In the roasting process, unique chemical reactions are happening, and by roasting darker, the flavors that those reactions produce are being lost. The main chemical reaction that occurs during the roasting process is called the Maillaird reaction. The Maillaird reaction is a complex reaction between amino acids and sugars which results in the creation of hundreds of chemical compounds that affect the aroma and coloring of the coffee. The aromas and flavors highlighted are thus dependent on roast profiling, where different changes in roasting parameters, like development time and temperature, can greatly influence the final flavor profile.

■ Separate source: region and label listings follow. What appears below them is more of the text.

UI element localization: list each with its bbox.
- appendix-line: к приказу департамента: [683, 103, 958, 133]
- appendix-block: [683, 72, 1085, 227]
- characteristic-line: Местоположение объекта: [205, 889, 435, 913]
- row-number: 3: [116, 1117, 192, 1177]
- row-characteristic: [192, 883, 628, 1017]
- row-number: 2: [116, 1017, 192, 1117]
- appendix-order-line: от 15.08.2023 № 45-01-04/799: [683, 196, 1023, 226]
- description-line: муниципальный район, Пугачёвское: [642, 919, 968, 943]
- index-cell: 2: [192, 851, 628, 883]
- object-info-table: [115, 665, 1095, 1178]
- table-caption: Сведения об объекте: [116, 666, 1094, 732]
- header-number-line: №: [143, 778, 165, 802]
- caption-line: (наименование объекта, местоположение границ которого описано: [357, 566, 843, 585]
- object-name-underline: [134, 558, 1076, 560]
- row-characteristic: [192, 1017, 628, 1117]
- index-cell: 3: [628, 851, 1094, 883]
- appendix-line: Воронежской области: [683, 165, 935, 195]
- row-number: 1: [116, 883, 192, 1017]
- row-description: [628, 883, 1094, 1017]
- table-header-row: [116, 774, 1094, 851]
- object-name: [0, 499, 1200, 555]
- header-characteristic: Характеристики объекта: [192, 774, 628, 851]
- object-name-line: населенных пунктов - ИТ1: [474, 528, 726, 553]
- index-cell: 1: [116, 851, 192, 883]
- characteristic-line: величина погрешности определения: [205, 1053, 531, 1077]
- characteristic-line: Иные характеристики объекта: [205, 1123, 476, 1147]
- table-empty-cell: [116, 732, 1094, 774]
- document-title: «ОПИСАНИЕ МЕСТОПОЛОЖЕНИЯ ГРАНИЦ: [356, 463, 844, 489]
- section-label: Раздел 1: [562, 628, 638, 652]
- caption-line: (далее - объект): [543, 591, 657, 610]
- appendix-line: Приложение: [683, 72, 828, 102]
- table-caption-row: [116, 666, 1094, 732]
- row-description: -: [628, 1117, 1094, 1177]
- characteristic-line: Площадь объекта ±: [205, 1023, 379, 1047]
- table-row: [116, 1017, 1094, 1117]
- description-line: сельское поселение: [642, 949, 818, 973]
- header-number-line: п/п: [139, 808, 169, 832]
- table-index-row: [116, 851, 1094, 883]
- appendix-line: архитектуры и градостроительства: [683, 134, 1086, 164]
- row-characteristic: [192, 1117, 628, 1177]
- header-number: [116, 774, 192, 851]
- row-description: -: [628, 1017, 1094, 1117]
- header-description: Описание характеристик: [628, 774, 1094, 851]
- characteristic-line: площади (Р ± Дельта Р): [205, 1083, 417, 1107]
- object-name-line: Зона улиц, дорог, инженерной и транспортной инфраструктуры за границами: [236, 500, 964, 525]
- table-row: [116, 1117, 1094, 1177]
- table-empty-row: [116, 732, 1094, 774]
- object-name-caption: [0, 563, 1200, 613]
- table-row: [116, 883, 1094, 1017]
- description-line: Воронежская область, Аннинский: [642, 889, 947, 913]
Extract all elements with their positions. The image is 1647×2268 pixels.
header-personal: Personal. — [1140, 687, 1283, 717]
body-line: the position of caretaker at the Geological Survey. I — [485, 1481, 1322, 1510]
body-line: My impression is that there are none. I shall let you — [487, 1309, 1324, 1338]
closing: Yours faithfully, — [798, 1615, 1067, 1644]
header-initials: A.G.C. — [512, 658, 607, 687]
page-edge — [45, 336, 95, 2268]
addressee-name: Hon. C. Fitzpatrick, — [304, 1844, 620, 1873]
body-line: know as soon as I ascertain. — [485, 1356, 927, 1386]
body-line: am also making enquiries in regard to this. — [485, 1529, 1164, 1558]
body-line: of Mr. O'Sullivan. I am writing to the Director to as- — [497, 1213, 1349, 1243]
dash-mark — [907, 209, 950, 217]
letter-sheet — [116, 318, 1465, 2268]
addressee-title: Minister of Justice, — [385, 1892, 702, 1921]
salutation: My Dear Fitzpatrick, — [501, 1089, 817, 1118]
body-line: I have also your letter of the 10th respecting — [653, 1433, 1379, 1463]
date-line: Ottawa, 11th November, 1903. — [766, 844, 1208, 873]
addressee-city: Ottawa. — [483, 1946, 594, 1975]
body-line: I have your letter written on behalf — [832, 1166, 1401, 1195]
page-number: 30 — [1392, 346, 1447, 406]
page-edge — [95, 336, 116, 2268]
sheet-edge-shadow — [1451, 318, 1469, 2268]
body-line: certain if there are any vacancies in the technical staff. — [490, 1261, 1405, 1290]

Skilled roasters create “roast profiles,” or recipes, for each single origin coffee, allowing them to pinpoint and showcase these unique flavors.  An individual coffee is “sample roasted” multiple different ways, and then these samples are “cupped” alongside each other in order to determine the best recipe to highlight the complexities of that coffee. Once a recipe is chosen, it becomes the standard roasting parameter for that coffee, thus allowing for better quality control and consistency of the final product.



Dark roasts allow for a consistent flavor while masking imperfections generally found in coffee of lower quality. Historically, much of the world's coffee did not receive the same quality control that is present today. In an attempt to hide undesirable flavors that come about from lower quality coffee, consumers were offered darker roasts which bring out the well known roasty “coffee flavor”.  Roasting darker also results in decreased complexity in the cup, as the longer the coffee develops in the roaster and the higher the roasting temperature, the more “one-note” or uniform in flavor it becomes. Whereas darker roasts tend to have that “classic” bitterness that many associate with the taste of coffee, lighter roasts highlight the natural flavors found in each coffee and are instead characterized by a distinct acidity and sweetness. Showcasing the complexities and nuances that come from different origins is not a passing fad.  With this in mind, roasters are able to maintain the integrity of the coffee and pay respect to the effort and care that has gone into producing quality coffee.  

There is not one right way to roast coffee.  Many roasters have different philosophies and methodologies behind what coffee they buy and how they roast. Customers are left with more than enough opportunity to find a roaster whose craft is in line with their taste.